SpaDiT: Diffusion Transformer for Spatial Gene Expression Prediction using scRNA-seq
Xiaoyu Li, Fangfang Zhu, Wenwen Min
TL;DR
SpaDiT tackles the problem of recovering undetected genes in spatial transcriptomics by casting ST gene prediction as a conditional diffusion problem guided by scRNA-seq data. It introduces a Transformer-based diffusion backbone with latent and conditional embeddings, enabling precise generation of ST expressions and preservation of spatial patterns. Across ten paired ST/scRNA-seq datasets and five evaluation metrics, SpaDiT achieves state-of-the-art performance and robust spatial/gene-structure fidelity, highlighting its potential to enhance resolution and interpretability of spatial transcriptomics. The approach demonstrates the practical impact of diffusion-based generative modeling in genomics, offering a scalable framework for integrating multi-omics data to enrich spatial gene expression analyses.
Abstract
The rapid development of spatial transcriptomics (ST) technologies is revolutionizing our understanding of the spatial organization of biological tissues. Current ST methods, categorized into next-generation sequencing-based (seq-based) and fluorescence in situ hybridization-based (image-based) methods, offer innovative insights into the functional dynamics of biological tissues. However, these methods are limited by their cellular resolution and the quantity of genes they can detect.

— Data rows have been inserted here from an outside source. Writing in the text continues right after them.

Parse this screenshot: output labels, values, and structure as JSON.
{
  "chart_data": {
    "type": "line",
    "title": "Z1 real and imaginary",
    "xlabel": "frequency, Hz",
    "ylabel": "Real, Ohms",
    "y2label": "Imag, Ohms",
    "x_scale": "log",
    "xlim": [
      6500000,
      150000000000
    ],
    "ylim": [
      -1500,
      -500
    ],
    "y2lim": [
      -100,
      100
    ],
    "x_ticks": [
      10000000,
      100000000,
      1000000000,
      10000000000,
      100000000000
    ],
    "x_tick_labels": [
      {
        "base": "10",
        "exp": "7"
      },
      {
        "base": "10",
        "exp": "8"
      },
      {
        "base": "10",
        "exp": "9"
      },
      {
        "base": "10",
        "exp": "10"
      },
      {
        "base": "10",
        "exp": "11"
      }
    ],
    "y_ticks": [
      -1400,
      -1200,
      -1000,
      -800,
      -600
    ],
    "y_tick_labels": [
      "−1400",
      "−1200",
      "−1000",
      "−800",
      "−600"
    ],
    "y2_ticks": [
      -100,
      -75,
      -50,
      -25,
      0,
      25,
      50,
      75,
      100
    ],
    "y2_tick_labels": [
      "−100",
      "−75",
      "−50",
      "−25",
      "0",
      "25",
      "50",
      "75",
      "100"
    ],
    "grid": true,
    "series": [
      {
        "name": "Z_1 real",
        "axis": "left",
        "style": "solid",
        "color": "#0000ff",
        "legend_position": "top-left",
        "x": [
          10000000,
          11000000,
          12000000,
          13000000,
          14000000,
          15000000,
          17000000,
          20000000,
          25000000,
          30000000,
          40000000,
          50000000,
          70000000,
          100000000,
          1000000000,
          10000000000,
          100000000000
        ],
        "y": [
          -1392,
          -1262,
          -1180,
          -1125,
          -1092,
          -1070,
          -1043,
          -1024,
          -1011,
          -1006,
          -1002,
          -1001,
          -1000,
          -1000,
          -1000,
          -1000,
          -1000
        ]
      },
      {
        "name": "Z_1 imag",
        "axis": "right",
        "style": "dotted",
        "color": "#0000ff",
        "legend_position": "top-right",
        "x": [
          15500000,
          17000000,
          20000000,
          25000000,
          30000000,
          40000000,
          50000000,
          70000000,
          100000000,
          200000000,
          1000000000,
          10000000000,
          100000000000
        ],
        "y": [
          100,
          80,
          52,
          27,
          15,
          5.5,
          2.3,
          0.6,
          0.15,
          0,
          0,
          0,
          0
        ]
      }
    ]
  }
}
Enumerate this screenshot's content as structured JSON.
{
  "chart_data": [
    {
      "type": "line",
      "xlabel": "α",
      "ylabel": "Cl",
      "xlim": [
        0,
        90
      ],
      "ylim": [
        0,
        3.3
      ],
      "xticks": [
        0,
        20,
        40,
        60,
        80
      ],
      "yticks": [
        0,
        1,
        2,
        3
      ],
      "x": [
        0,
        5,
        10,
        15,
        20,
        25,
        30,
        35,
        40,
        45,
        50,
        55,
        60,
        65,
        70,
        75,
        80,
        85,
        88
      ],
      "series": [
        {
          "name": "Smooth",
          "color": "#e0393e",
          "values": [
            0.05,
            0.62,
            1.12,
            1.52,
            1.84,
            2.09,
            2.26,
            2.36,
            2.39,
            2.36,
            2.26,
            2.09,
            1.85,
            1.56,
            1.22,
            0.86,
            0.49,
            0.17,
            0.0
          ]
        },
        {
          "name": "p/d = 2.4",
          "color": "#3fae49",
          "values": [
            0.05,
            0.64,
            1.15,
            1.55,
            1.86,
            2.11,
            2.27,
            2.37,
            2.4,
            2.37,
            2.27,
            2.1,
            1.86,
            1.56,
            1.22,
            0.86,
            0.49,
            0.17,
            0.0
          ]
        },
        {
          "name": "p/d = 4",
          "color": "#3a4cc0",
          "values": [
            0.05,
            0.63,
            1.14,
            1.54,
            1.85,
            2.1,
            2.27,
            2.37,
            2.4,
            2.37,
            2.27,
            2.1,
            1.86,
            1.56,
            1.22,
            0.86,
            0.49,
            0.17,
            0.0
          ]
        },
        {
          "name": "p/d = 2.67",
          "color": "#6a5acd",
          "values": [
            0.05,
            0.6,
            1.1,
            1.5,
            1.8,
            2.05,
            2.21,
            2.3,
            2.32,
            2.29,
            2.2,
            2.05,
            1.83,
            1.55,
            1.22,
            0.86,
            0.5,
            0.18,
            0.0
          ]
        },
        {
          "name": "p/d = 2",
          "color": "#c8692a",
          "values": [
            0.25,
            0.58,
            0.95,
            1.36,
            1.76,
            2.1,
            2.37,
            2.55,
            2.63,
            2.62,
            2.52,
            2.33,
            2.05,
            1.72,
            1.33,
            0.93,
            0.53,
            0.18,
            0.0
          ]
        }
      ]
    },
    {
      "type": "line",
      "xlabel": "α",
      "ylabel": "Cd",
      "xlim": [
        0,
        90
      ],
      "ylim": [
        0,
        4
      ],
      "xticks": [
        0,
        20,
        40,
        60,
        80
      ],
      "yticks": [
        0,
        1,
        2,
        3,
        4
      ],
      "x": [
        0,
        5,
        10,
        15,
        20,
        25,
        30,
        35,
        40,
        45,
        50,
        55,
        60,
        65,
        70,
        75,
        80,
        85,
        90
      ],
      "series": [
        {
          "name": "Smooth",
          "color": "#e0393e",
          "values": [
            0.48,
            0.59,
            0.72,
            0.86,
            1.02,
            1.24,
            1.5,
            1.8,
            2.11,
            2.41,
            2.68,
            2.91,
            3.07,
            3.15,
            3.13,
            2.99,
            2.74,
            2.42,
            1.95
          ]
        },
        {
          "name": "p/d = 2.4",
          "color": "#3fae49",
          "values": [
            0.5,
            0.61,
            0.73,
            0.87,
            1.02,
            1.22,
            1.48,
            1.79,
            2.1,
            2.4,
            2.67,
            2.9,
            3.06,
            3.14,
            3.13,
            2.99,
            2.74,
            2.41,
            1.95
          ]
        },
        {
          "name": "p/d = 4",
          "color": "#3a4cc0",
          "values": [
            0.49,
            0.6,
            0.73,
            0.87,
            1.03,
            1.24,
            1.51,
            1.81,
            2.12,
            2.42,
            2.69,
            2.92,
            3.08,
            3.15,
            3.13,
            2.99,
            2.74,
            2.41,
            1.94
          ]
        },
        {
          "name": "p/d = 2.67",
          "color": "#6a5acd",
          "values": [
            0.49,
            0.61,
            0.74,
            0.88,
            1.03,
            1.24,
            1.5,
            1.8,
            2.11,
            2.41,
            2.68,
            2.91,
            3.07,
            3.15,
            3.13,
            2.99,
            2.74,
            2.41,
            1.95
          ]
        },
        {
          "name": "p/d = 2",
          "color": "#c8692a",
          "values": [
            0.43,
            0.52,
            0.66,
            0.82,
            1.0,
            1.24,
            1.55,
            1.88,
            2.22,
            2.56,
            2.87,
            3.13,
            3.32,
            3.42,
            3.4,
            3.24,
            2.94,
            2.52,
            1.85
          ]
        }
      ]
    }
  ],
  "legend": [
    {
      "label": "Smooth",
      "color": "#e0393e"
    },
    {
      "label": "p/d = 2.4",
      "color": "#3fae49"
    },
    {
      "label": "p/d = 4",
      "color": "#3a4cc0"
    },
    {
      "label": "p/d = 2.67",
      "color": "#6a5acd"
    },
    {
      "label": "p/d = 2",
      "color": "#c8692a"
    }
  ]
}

To address these limitations, we propose SpaDiT, a deep learning method that utilizes a diffusion generative model to integrate scRNA-seq and ST data for the prediction of undetected genes. By employing a Transformer-based diffusion model, SpaDiT not only accurately predicts unknown genes but also effectively generates the spatial structure of ST genes. We have demonstrated the effectiveness of SpaDiT through extensive experiments on both seq-based and image-based ST data. SpaDiT significantly contributes to ST gene prediction methods with its innovative approach. Compared to eight leading baseline methods, SpaDiT achieved state-of-the-art performance across multiple metrics, highlighting its substantial bioinformatics contribution.